I believe the pattern has been found, and it is Paco Peralta’s drape front top. Here’s my trial version, made up without any changes or alterations except cutting the hip a little wider. The pattern is sized S-M-L, and based on the sizing measurements, I debated about grading up to an XL. The pattern can be made either with knits or wovens, with the only change being that the drape piece is cut on the bias for wovens. Since I was thinking knits, I decided to go ahead and try the large. That turned out just fine. In fact, if I try this pattern in a woven, I think I will still use the L and add some extra to the side seam allowances for fitting.

The pattern went together beautifully and quickly. I haven’t sewn any of the other cowl/drape tops that are very popular right now, but the difference with this one is that the V inset for the cowl piece is very deep, almost at waist level, and the legs of the V extend into the armscyes, not the shoulder seam. I love the little cap sleeves and think they do a lot to make this a flattering style for me. That said, when I use the special fabric, I plan to add sleeves.

There are no directions with the pattern, but this one is pretty easy to figure out. I serged the portion of the cowl that acts as the facing, but you could leave it unfinished as long as your fabric doesn’t run. For the back neck and armscye edges, I used a very narrow binding in self fabric.

The finished top doesn’t slip around on my shoulders, or splay open to show bra straps like some knit tops do, so I’m very pleased. I’ll be making it in the special fabric, but right now I’m a little frustrated with knits and am having a bit of a time out.  The very cute “Martina” crossover top in the last Ottobre Woman just barely missed the wearable mark. I want to make it again, with alterations, but knowing myself it is a good time to walk away from the knits for a little bit.

So I made up a CLD pattern that has been waiting patiently – The Blouse Perfected – and even though it says it’s a blouse, for my purposes it is Shirt #5. There are several views in the envelope – the one here, with no cuff and cute little side vents at the hem, a full-on shirt with cuff and sleeve plackets and shirt tails, optional vertical darts (with special instructions on placing your darts), and an artsy draped-front style for you adventuresome types. I started with the quickest version just to get an idea of the fit. The shirts are loose-fitting. If you want more shape, add the darts. But if you’re looking for a very fitted shirt, this is not your pattern. Other features: cut on facings. Separate R and L fronts allow for a clever and very neat front band treatment. Collar and stand.

Alterations – as drafted, this shirt actually tapers at the hem – the hip is smaller than the bust. Yes, I was glad I read the finished garment measurements before cutting!! No way can I handle that kind of shape. I altered so that the sides fall straight down, and made the 1/2 inch forward shoulder adjustment I now do on all of the CLD patterns. Did not alter the length and I like where it happened to fall. The result is very nice casual shirt. No surprise there, that’s exactly what I expect and always get from Cutting Line Designs.

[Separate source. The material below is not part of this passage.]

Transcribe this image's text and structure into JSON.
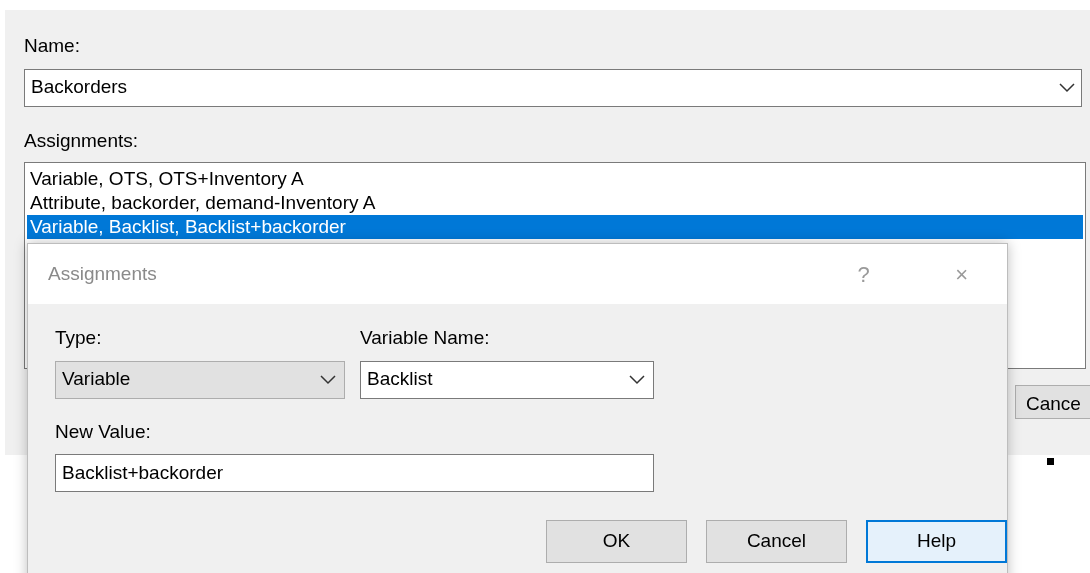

Fabric: all cotton shirting in a fine black & white stripe – so it looks gray in the photo.

For those of you who can wear fitted capri pants, this version with the straight hem would be a cute pairing. Another thing I noticed, when trying this one on before the sleeves were added, is that it looks great sleeveless with that somewhat extended shoulder. There is definately one of those coming up in the future. And I will be trying the vertical darts, too.

BTW, this shirt is the first one that I used Pam Erny’s Shirt-Crisp interfacing on. Yes, it is juuuuust right for shirts! Thank you, Pam!